Ducks Descend Upon Forest West

Image: Shutterstock
Recently, driving through Forest West near Hwy. 290 and Pinemont Dr., something caught our eye enough to force us into a double take. Normally, that might be an exaggeration, but not for us. We literally looked twice, and then stopped the car. There, spanning several yards, standing in driveways, strolling the sidewalks, and padding through the grass was a sizable flock of fancy-looking, long-legged, pink-beaked ducks. Normally, when someone says they saw a sizable flock, it’s clearly an overstatement. Not us. There were dozens and dozens and dozens of them—some even lined up on the gables of a few roofs. They stared down at us from their perches in stony silence, secure in the knowledge that we were the interlopers. It was downright Hitchcockian.

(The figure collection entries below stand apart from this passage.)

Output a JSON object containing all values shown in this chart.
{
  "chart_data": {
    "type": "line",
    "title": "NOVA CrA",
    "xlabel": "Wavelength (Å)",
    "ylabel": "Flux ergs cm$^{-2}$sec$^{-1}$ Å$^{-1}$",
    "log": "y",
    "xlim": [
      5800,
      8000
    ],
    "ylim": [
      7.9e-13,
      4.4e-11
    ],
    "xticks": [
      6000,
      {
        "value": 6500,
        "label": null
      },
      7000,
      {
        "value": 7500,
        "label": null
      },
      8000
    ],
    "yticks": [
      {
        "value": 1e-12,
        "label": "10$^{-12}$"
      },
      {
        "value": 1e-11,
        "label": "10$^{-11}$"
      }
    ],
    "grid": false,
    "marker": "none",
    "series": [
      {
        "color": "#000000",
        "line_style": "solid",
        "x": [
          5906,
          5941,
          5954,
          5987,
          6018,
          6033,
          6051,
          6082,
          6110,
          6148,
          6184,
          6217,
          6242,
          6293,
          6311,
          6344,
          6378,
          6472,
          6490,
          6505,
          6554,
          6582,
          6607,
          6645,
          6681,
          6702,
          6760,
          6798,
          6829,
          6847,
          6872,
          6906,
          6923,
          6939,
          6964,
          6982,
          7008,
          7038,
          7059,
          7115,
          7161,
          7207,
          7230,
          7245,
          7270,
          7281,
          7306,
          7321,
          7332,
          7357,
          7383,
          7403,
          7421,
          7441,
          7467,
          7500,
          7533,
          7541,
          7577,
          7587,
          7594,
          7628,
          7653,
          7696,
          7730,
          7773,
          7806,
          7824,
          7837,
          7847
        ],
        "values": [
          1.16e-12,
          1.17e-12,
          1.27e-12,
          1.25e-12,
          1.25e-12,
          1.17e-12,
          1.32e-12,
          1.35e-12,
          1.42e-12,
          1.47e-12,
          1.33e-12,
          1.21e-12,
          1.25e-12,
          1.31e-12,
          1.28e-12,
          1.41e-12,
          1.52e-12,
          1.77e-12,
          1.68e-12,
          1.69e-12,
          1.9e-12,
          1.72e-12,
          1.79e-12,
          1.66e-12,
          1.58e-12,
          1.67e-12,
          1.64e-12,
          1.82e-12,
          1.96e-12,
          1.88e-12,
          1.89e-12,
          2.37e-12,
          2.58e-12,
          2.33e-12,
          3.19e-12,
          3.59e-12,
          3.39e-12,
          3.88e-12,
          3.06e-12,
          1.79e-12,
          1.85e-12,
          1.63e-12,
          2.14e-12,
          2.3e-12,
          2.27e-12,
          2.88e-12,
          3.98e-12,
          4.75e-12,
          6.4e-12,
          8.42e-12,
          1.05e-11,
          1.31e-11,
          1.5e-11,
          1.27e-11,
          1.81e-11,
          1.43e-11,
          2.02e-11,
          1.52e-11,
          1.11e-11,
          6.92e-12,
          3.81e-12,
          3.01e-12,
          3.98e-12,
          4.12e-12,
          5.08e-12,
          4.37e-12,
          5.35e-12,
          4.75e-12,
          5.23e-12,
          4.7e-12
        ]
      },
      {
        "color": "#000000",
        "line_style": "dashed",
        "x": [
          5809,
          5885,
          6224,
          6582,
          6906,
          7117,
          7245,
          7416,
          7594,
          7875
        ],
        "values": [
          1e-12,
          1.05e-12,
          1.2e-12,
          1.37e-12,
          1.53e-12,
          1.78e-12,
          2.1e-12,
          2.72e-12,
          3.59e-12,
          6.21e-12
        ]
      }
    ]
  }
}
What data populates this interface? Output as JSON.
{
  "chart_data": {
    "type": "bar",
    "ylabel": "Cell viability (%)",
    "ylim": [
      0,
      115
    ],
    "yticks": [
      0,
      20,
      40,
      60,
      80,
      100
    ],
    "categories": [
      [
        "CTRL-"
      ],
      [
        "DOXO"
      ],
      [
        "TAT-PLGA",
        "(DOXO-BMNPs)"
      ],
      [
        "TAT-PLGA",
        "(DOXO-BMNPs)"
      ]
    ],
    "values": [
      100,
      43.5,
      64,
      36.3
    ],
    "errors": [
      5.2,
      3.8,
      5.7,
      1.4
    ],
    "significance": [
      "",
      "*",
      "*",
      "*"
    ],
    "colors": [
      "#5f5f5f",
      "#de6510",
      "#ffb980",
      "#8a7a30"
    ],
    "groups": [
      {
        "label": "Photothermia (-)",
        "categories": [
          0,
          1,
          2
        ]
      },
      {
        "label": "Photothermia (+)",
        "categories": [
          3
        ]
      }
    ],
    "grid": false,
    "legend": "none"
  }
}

Ducks and Houston are hardly strangers, of course. Being chased through Hermann Park in the summer by aggressive Muscovy ducks is an annual rite of passage for children, and winter wouldn’t be winter without the arrival of migrating snow geese. But this wasn’t the Katy Prairie or the trails around McGovern Lake. This was Forest West, a generally quiet pocket neighborhood, unless you count the whistling and flapping from our newly discovered feathered residents. In the confusion of the moment, only one response suggested itself. So we snapped a picture to post on Instagram and went on our way.
Except we didn’t. In the days ahead, we began finding excuses to pass by the houses of Duck Blvd., as we had come to call it. In the mornings, in the evenings, there they would be, standing, staring, almost certainly plotting to take over the world, or at the very least the neighborhood. We did research and discovered that the birds were black-bellied whistling ducks, birds that in most places are migratory, though not here.
Then one day, we stopped at one of the homes on Duck Blvd. to ask the obvious of one of the human residents: what’s with all the ducks? Mattie Garner, “as in James Garner or Ben Affleck’s wife,” she told us, helped us quickly solve one mystery—the ducks came because she fed them. She and next-door neighbor Billie Spinks, who joined us on Garner’s driveway, told the tale of Forest West’s remake of The Birds.
“I noticed a couple ducks trying to eat the birdseed that fell” from a feeder Spinks had rigged up, she informed us, to attract Houston songbirds—along with pigeons, lots of pigeons. A birding book revealed that ducks don’t really care for birdseed, and so she began feeding them deer corn. “Pretty soon, I had more than two,” Spinks told us. Then four. Then 180, by her count. “They passed the word around,” Garner added with a chuckle.
Both women confirmed our suspicions that the ducks were fearless—they’re apparently unafraid of anything but dogs and cars—and their motives unknown. “They ignore us,” Spinks explained, though “there’s always a couple of lookouts,” Garner added, motioning to the roofs.
We slowly scanned the panorama of houses. A raw, eerie silence seemed to descend upon Duck Blvd. The face of Tippi Hedren flashed in our minds as we began to scope out places to take refuge in case of a sudden attack, like a garage, maybe, or a telephone booth. “They are here in the mornings and the evenings, and in wet weather they’re here all day long,” Spinks said slowly. Silence. We nodded. Our eyes returned to the skies. By this point we were only half-listening to the women: the birds’ permanent residence is a large pond in a horse pasture nearby … they’d never seen ducklings … one of them once found a bright yellow egg … they don’t leave much of a mess… something about the pageantry of it all.
Just then, a pair of the whistlers swooped down from overhead, joining the flock, which was already gathering for an evening feeding, squatting in yards and perching on telephone lines. They appeared to be staring at us, squinting even. “I used to feed these suckers,” said Garner, who leaves that job now to Spinks and another neighbor. “But I was about to go to the poor house. The more food you put out there, the more ducks will come.” Garner and Spinks seemed entertained. We just wanted to find a phone booth.